The primary and key secondary endpoints were also evaluated in pre-specified subgroups of patients who required oxygen therapy via either HFNC or low flow nasal cannula at baseline or patients having an imputed PaO2/FiO2 ≤100 or 101-200 at baseline, and in all randomized patients. The safety endpoints were evaluated in all patients who received study drug, including those with an imputed PaO2/FiO2 >200.
The efficacy set was pre-specified, consisting of those patients with a baseline imputed PaO2/FiO2 ≤200. A two-group log-rank test with a 0.05 two-sided significance level would have 90% power to detect a difference in the recovery rate ratio of approximately 1.49 in the 320 patients with a baseline imputed PaO2/FiO2 ≤200 who were randomized 1:1 to Auxora or placebo. The Sponsor elected to not change the sample size after the IDMC performed the sample size re-estimation.
Time to recovery through Day 60 was compared between the Auxora and placebo groups using log-rank test stratified by baseline imputed PaO2/FiO2 ≤100 vs. 101-200 and displayed using a Kaplan-Meier estimate. Patients were censored at the last ordinal scale assessment if no recovery event was observed during the study.
All-cause mortality at Day 60 was compared between the Auxora and placebo groups using a Cochran-Mantel- Haenszel test stratified by the baseline imputed PaO2/FiO2 ≤100 vs. 101-200. In addition, a sensitivity analysis was performed that estimated the 60-day death rate with hypothesis testing based on the Kaplan-Meier estimates and standard errors estimated by Greenwood formula using the log-log transformation of the survival function stratified by the baseline imputed PaO2/FiO2 of ≤100 vs. 101-200.

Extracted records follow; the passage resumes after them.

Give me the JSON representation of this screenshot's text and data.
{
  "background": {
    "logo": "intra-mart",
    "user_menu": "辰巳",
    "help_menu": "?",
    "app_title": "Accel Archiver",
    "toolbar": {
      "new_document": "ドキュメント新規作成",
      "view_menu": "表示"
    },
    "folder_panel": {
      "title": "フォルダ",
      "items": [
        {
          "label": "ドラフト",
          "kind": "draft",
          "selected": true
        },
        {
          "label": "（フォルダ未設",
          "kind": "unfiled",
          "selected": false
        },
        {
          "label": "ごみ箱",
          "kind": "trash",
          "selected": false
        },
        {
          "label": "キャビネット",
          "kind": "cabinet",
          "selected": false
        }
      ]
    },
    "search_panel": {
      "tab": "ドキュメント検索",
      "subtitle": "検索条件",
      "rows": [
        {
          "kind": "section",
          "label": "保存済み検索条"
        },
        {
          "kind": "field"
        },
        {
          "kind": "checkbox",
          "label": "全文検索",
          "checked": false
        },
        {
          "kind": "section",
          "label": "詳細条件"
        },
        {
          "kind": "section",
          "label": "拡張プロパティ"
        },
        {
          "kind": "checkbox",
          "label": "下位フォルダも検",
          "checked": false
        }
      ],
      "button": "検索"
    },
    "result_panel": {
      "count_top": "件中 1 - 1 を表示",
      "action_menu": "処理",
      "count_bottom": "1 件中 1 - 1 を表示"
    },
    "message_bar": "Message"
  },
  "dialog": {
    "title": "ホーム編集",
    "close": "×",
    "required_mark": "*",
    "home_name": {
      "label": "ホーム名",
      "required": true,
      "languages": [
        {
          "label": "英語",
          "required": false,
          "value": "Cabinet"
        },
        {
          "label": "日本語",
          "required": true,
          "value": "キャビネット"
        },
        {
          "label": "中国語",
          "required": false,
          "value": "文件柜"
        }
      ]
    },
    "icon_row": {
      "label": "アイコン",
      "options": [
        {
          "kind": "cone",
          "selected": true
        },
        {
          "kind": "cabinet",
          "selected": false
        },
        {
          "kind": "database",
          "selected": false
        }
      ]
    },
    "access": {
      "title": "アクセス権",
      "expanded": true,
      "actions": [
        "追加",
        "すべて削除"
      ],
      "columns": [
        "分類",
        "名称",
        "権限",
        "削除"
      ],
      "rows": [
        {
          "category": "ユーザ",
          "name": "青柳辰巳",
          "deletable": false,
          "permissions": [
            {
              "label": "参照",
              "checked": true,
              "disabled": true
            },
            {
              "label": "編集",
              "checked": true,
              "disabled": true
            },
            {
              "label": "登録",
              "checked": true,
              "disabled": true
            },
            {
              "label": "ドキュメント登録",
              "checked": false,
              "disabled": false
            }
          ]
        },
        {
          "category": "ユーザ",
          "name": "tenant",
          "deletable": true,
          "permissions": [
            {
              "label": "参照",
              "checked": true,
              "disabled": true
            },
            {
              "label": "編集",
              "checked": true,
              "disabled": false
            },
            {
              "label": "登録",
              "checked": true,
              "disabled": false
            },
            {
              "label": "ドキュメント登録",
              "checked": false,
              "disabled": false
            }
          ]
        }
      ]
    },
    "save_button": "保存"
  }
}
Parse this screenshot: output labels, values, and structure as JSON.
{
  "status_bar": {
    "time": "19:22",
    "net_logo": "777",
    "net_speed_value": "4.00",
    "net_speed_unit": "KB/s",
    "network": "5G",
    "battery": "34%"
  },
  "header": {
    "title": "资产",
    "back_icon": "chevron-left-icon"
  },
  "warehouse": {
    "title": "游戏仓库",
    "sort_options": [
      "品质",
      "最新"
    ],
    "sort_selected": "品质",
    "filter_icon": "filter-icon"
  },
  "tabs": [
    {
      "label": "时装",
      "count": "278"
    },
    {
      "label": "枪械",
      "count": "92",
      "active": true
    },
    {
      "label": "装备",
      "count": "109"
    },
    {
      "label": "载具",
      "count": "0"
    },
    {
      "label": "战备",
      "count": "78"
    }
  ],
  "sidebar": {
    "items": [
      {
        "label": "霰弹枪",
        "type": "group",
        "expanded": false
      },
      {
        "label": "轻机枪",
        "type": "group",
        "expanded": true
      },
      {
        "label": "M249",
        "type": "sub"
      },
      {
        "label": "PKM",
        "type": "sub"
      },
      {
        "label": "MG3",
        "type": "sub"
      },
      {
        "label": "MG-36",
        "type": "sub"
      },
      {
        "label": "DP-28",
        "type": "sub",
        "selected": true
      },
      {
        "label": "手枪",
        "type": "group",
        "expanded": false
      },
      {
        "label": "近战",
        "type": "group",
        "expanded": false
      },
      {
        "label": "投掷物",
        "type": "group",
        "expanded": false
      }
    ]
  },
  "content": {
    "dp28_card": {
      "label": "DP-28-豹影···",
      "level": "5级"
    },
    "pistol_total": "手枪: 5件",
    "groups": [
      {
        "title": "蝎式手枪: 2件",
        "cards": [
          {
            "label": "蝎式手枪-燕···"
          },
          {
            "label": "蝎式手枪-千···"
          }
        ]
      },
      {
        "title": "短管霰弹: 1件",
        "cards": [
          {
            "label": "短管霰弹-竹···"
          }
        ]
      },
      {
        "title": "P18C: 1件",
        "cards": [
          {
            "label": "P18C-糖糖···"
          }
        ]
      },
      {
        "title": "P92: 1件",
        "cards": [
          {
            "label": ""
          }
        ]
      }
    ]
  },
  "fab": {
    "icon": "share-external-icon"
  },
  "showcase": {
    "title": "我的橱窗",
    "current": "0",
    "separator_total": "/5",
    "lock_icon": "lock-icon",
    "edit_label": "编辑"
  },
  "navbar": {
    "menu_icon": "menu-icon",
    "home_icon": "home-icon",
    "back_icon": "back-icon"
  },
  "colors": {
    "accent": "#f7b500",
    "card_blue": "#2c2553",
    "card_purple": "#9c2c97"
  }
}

To protect the trial level type 1 error rate at α=5% (two sided) between the primary endpoint analysis and the key secondary endpoint analysis, the Benjamini and Hochberg testing strategy was used as test statistics of time to recovery and all-cause mortality at Day 60 were positively correlated.
Role of funding source
The funder of the study had primary responsibility for the study design, protocol development, study monitoring, data management and interpretation, and statistical analyses. The funder also contributed to the drafting of the manuscript and decision to submit.